Jorge Fernando dos Santos

O dia em que não conheci Drummond

Certa vez – e lá se vão mais de duas décadas – eu estava passeando no Rio de Janeiro quando João Felício dos Santos, o grande autor de Xica da Silva, convidou-me para comparecer a uma reunião na sede da Associação Brasileira de Imprensa (ABI).

Na verdade, ele queria me apresentar a Carlos Drummond de Andrade, seu grande amigo, com quem eu já havia me correspondido em pelo menos duas ocasiões. Da primeira vez, o poeta envira um cartão a cada autor de poemas e artigos publicados na edição especial do caderno de Cultura do jornal Estado de Minas alusiva aos seus 80 anos, em 31 de outubro de 1982. No meu caso, ele agradecia pelo poema Trindade, que lhe dediquei e que até hoje considero uma das melhores coisas que escrevi.

Na segunda ocasião, Drummond escreveu agradecendo a remessa de um exemplar do meu primeiro livro, Teatro Mineiro – Entrevistas & Críticas, publicado em 1984 pela Imprensa Oficial de Minas Gerais com total apoio de Murilo Rubião, que presidia aquela repartição pela segunda vez, a convite do governador Tancredo Neves. O simpático comentário do poeta serviu para me mostrar que estava no caminho certo, ao documentar a memória das artes cênicas em Belo Horizonte.

Drummond era muito fechado, mas jamais se furtava a se corresponder com leitores, professores e escritores em início de carreira.
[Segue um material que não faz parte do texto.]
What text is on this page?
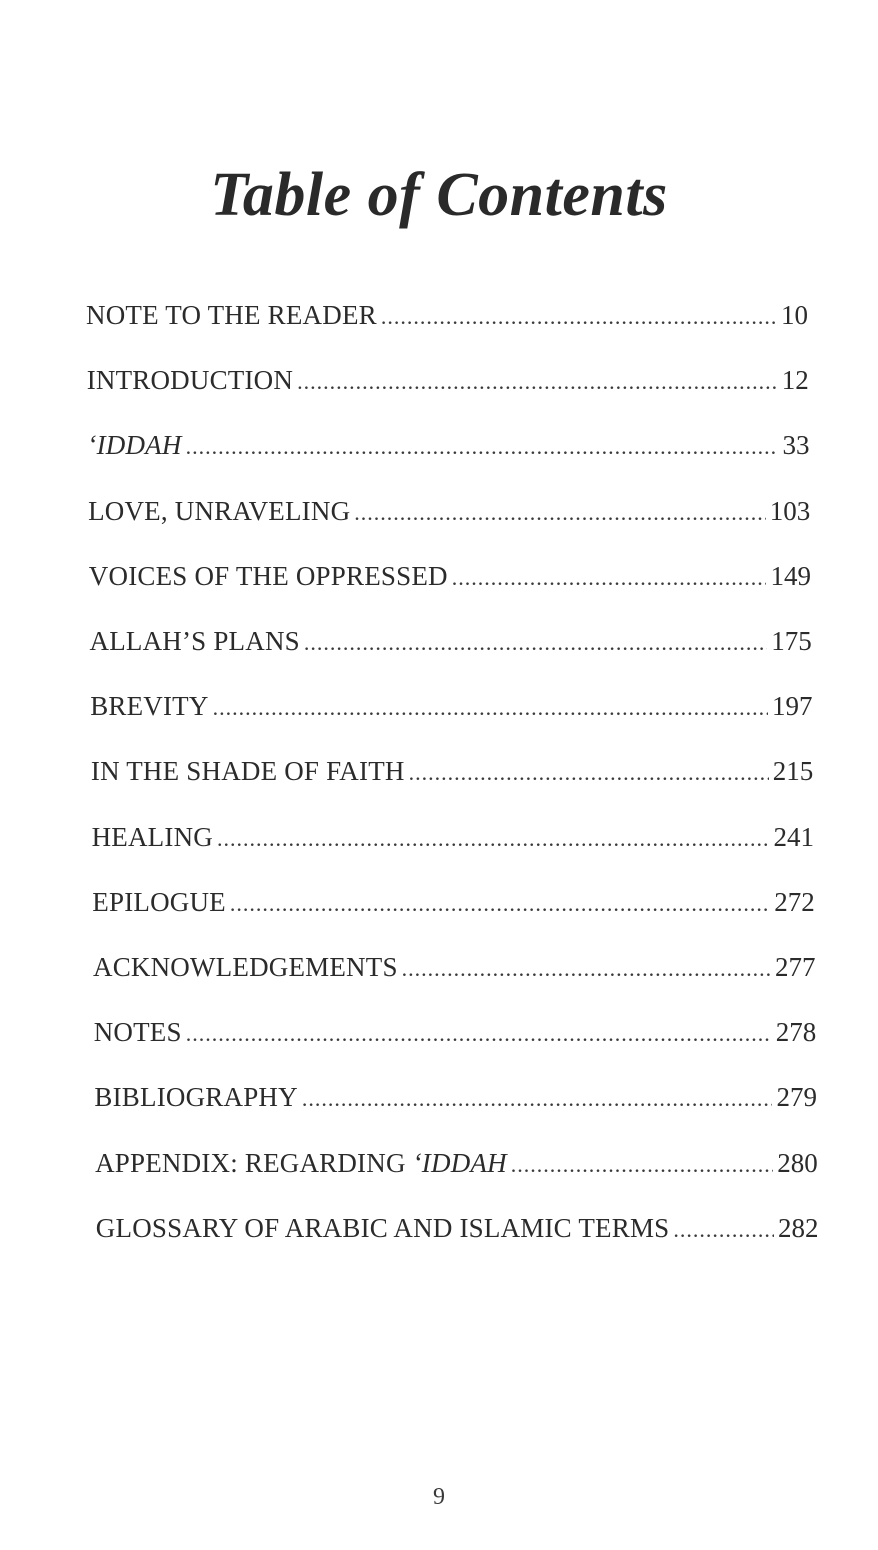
Table of Contents
NOTE TO THE READER .....	10
INTRODUCTION .....	12
‘IDDAH .....	33
LOVE, UNRAVELING .....	103
VOICES OF THE OPPRESSED .....	149
ALLAH’S PLANS .....	175
BREVITY .....	197
IN THE SHADE OF FAITH .....	215
HEALING .....	241
EPILOGUE .....	272
ACKNOWLEDGEMENTS .....	277
NOTES .....	278
BIBLIOGRAPHY .....	279
APPENDIX: REGARDING ‘IDDAH .....	280
GLOSSARY OF ARABIC AND ISLAMIC TERMS .....	282
9
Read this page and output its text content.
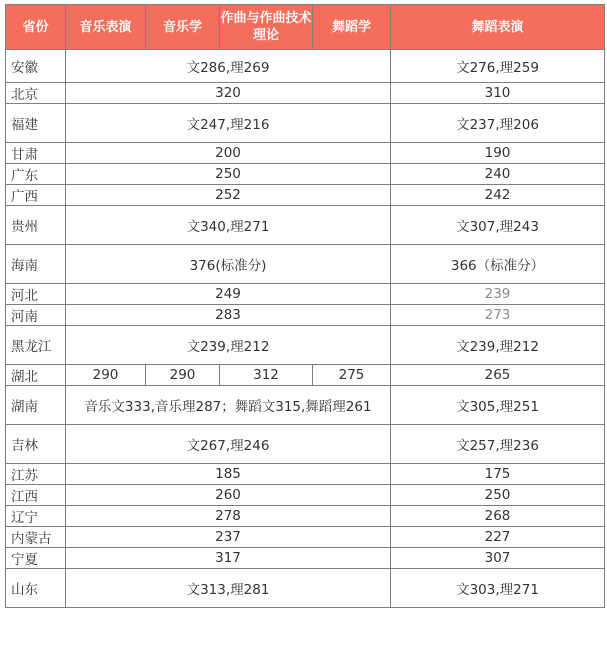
省份	音乐表演	音乐学	作曲与作曲技术理论	舞蹈学	舞蹈表演
安徽	文286,理269				文276,理259
北京	320				310
福建	文247,理216				文237,理206
甘肃	200				190
广东	250				240
广西	252				242
贵州	文340,理271				文307,理243
海南	376(标准分)				366（标准分）
河北	249				239
河南	283				273
黑龙江	文239,理212				文239,理212
湖北	290	290	312	275	265
湖南	音乐文333,音乐理287；舞蹈文315,舞蹈理261				文305,理251
吉林	文267,理246				文257,理236
江苏	185				175
江西	260				250
辽宁	278				268
内蒙古	237				227
宁夏	317				307
山东	文313,理281				文303,理271
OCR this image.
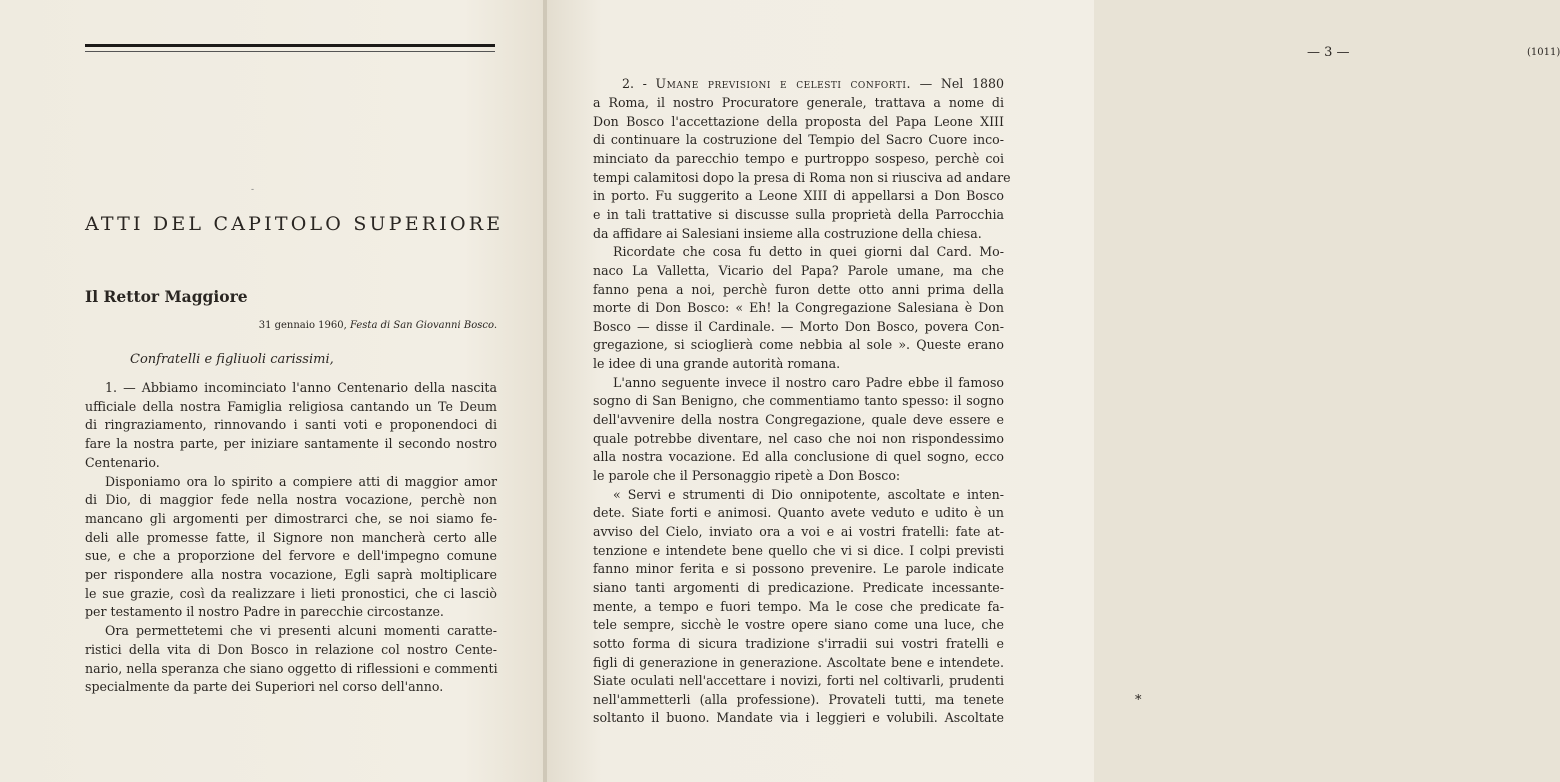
-
ATTI DEL CAPITOLO SUPERIORE
Il Rettor Maggiore
31 gennaio 1960, Festa di San Giovanni Bosco.
Confratelli e figliuoli carissimi,
1. — Abbiamo incominciato l'anno Centenario della nascita
ufficiale della nostra Famiglia religiosa cantando un Te Deum
di ringraziamento, rinnovando i santi voti e proponendoci di
fare la nostra parte, per iniziare santamente il secondo nostro
Centenario.
Disponiamo ora lo spirito a compiere atti di maggior amor
di Dio, di maggior fede nella nostra vocazione, perchè non
mancano gli argomenti per dimostrarci che, se noi siamo fe-
deli alle promesse fatte, il Signore non mancherà certo alle
sue, e che a proporzione del fervore e dell'impegno comune
per rispondere alla nostra vocazione, Egli saprà moltiplicare
le sue grazie, così da realizzare i lieti pronostici, che ci lasciò
per testamento il nostro Padre in parecchie circostanze.
Ora permettetemi che vi presenti alcuni momenti caratte-
ristici della vita di Don Bosco in relazione col nostro Cente-
nario, nella speranza che siano oggetto di riflessioni e commenti
specialmente da parte dei Superiori nel corso dell'anno.
— 3 —	(1011)
2. - Umane previsioni e celesti conforti. — Nel 1880
a Roma, il nostro Procuratore generale, trattava a nome di
Don Bosco l'accettazione della proposta del Papa Leone XIII
di continuare la costruzione del Tempio del Sacro Cuore inco-
minciato da parecchio tempo e purtroppo sospeso, perchè coi
tempi calamitosi dopo la presa di Roma non si riusciva ad andare
in porto. Fu suggerito a Leone XIII di appellarsi a Don Bosco
e in tali trattative si discusse sulla proprietà della Parrocchia
da affidare ai Salesiani insieme alla costruzione della chiesa.
Ricordate che cosa fu detto in quei giorni dal Card. Mo-
naco La Valletta, Vicario del Papa? Parole umane, ma che
fanno pena a noi, perchè furon dette otto anni prima della
morte di Don Bosco: « Eh! la Congregazione Salesiana è Don
Bosco — disse il Cardinale. — Morto Don Bosco, povera Con-
gregazione, si scioglierà come nebbia al sole ». Queste erano
le idee di una grande autorità romana.
L'anno seguente invece il nostro caro Padre ebbe il famoso
sogno di San Benigno, che commentiamo tanto spesso: il sogno
dell'avvenire della nostra Congregazione, quale deve essere e
quale potrebbe diventare, nel caso che noi non rispondessimo
alla nostra vocazione. Ed alla conclusione di quel sogno, ecco
le parole che il Personaggio ripetè a Don Bosco:
« Servi e strumenti di Dio onnipotente, ascoltate e inten-
dete. Siate forti e animosi. Quanto avete veduto e udito è un
avviso del Cielo, inviato ora a voi e ai vostri fratelli: fate at-
tenzione e intendete bene quello che vi si dice. I colpi previsti
fanno minor ferita e si possono prevenire. Le parole indicate
siano tanti argomenti di predicazione. Predicate incessante-
mente, a tempo e fuori tempo. Ma le cose che predicate fa-
tele sempre, sicchè le vostre opere siano come una luce, che
sotto forma di sicura tradizione s'irradii sui vostri fratelli e
figli di generazione in generazione. Ascoltate bene e intendete.
Siate oculati nell'accettare i novizi, forti nel coltivarli, prudenti
nell'ammetterli (alla professione). Provateli tutti, ma tenete
soltanto il buono. Mandate via i leggieri e volubili. Ascoltate
*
Ao contrário dos tempos atuais, autores consagrados entendiam que era importante dar apoio àqueles que estavam tentando se iniciar na carreira literária ou que simplesmente admiravam a arte de escrever.

O melhor exemplo nesse sentido veio do modernista Mário de Andrade, cujas cartas estão reunidas em livros dedicados à sua correspondência com autores iniciantes, como Fernando Sabino, Paulo Mendes Campos, João Etienne Filho, Murilo Rubião e o próprio Drummond, só para citar os mineiros.

Guardo nos meus alfarrábios não apenas os cartões de Drummond, manuscritos telegráficos que trazem sua indefectível assinatura, mas também mensagens de Jorge Amado, Rubem Fonseca (outro mineiro de temperamento reservado), Lygia Fagundes Telles, Abgard Renault e João Felício dos Santos, que se tornou meu amigo nos seus últimos anos de vida.

Voltando ao início da prosa, cheguei à sede da ABI no início da tarde e lá estava o bom João, que foi logo me apresentando a seu amigo Antônio Olinto. Em seguida, deu-me a péssima notícia de que o poeta itabirano não poderia comparecer à reunião daquela tarde devido a um forte resfriado. E assim ficou para a eternidade a minha chance de apertar a mão do maior poeta brasileiro do século XX.

Agora fico sabendo que vândalos roubaram os óculos da estátua de Drummond, em Copacabana, pela quarta ou quinta vez consecutiva. Um conhecido meu interrogou por que será que roubam justamente os óculos do poeta. Respondi que esse lamentável gesto traduz a metáfora de uma gente que insiste em caminhar no escuro, guiada por falsos profetas tão cegos quanto ela.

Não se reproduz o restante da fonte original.